Segundo o capitão, quando um solicitante pede a autorização para a realização de um evento, público ou particular, a Polícia Militar pergunta sobre a questão dos fogos de artifício, porque sabem do risco. Quando falam que vão utilizar, é adotada uma série de recomendações para que aquela situação não coloque as pessoas em risco. Portanto, o que Lasnor propõe é que o Município, ao liberar o evento, cobre os organizadores a regulamentação dos fogos, dando ciência sobre suas restrições e imposições.

“Eu vejo a possibilidade de alguém fazer um show pirotécnico, até porque uma pessoa que se sente lesada por uma situação em que fogos foram disparados, pode acionar a polícia, registrar ocorrência contra a pessoa que provocou a soltura de fofos de artifício e buscar o reparo ao dano que ela sofreu. As pessoas não estão desamparadas, uma pessoa que é vítima dos fogos de artifício pode pedir providências contra a pessoa que soltou”, finalizou o capitão Lasnor.

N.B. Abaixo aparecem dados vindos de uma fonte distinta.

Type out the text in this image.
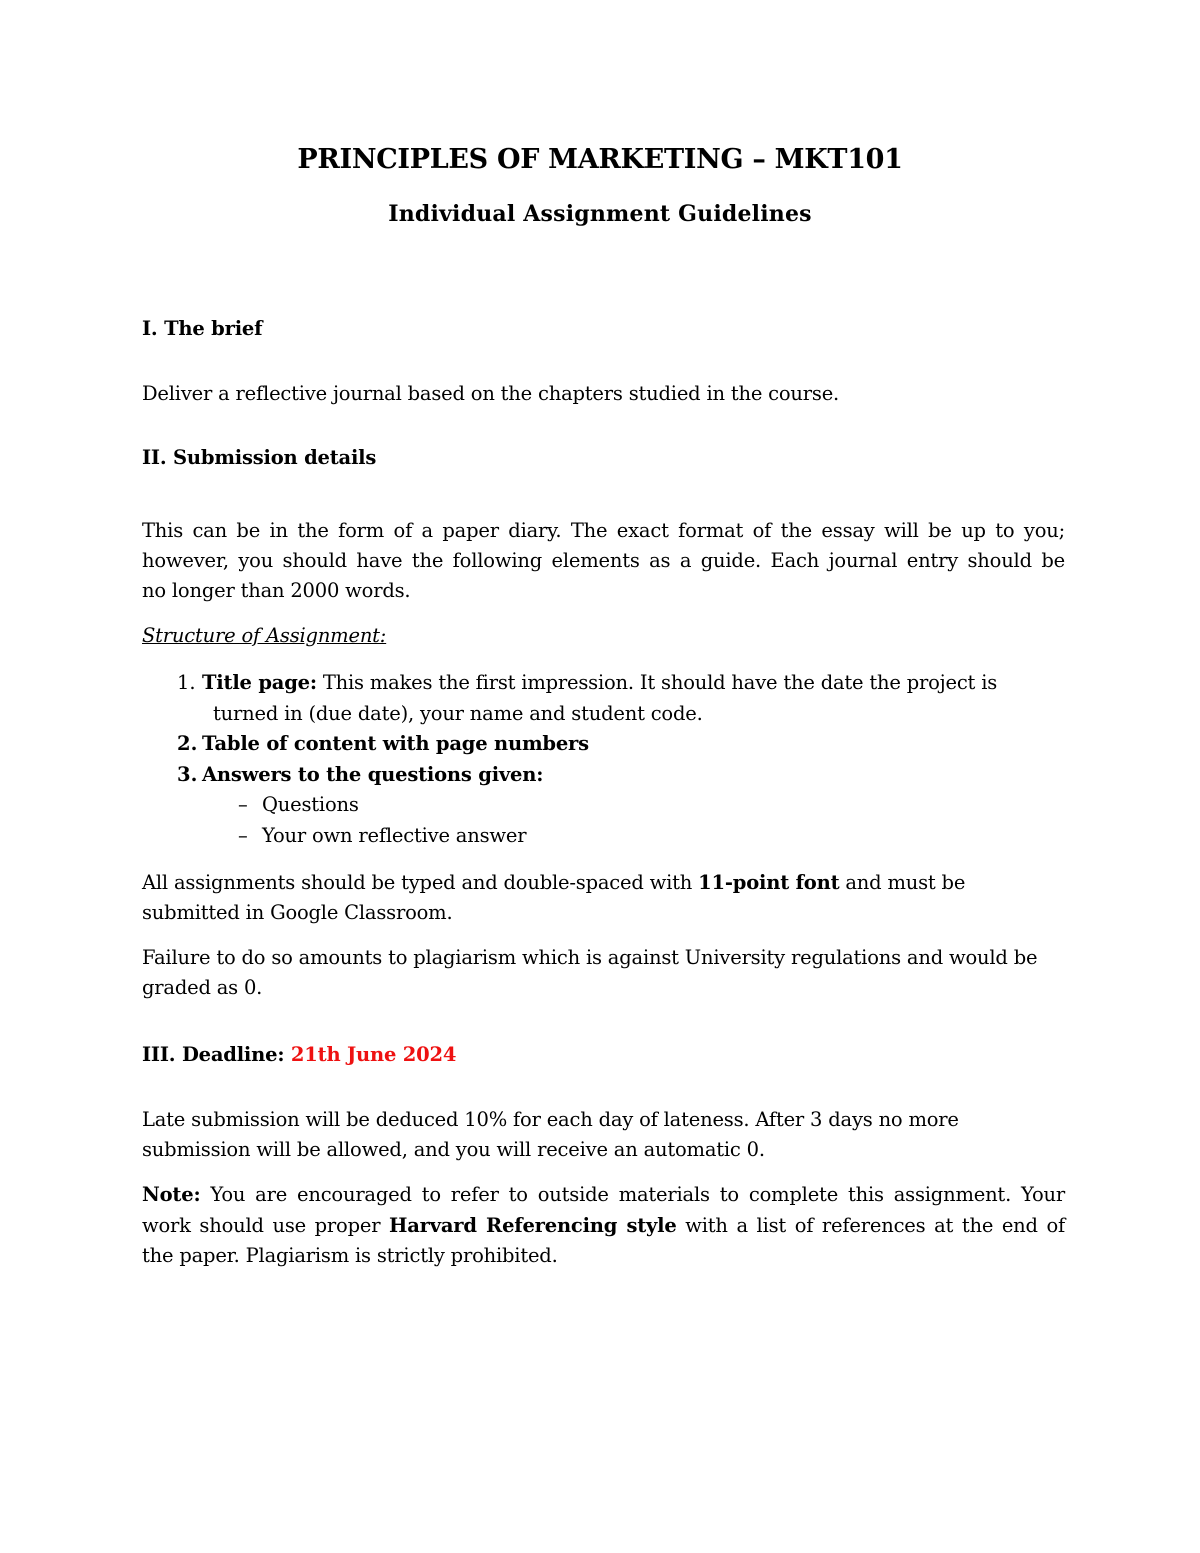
PRINCIPLES OF MARKETING – MKT101
Individual Assignment Guidelines
I. The brief
Deliver a reflective journal based on the chapters studied in the course.
II. Submission details
This can be in the form of a paper diary. The exact format of the essay will be up to you;
however, you should have the following elements as a guide. Each journal entry should be
no longer than 2000 words.
Structure of Assignment:
1. Title page: This makes the first impression. It should have the date the project is
turned in (due date), your name and student code.
2. Table of content with page numbers
3. Answers to the questions given:
– Questions
– Your own reflective answer
All assignments should be typed and double-spaced with 11-point font and must be
submitted in Google Classroom.
Failure to do so amounts to plagiarism which is against University regulations and would be
graded as 0.
III. Deadline: 21th June 2024
Late submission will be deduced 10% for each day of lateness. After 3 days no more
submission will be allowed, and you will receive an automatic 0.
Note: You are encouraged to refer to outside materials to complete this assignment. Your
work should use proper Harvard Referencing style with a list of references at the end of
the paper. Plagiarism is strictly prohibited.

Encaminhamentos da Audiência Pública sobre o Projeto de Lei 311/2021

  1. Implementação de aparelhos para medir origem e intensidade dos estampidos;
  2. Inserção no Projeto de Lei em pauta emendas especificando os critérios de fiscalização e punição;
  3. Suspensão da comercialização de fogos de artifício com estampido e/ou provável venda diante de apresentação de documento do consumidor;
  4. Produção de campanhas educativas para sensibilizar a comunidade;
  5. Eventos com fogos devem ter profissionais responsáveis e parâmetros para a soltura dos fogos para não causar danos;
  6. Observar as normativas federais para que a lei proposta seja coerente com a lei de contravenções penais;
  7. A Secretaria Municipal de Cultura e Patrimônio promova uma regulamentação junto aos produtores de eventos para a queixando de fogos de artifício;
  8. Indicação à Secretaria Municipal de Educação solicitando a inserção do tema dentro do espaço educacional, criando grupos de apoio para a participação da comunidade escolar;
  9. Promoção de campanhas educativas por parte das secretarias de Educação e Esporte no sentido de sensibilizar toda a comunidade.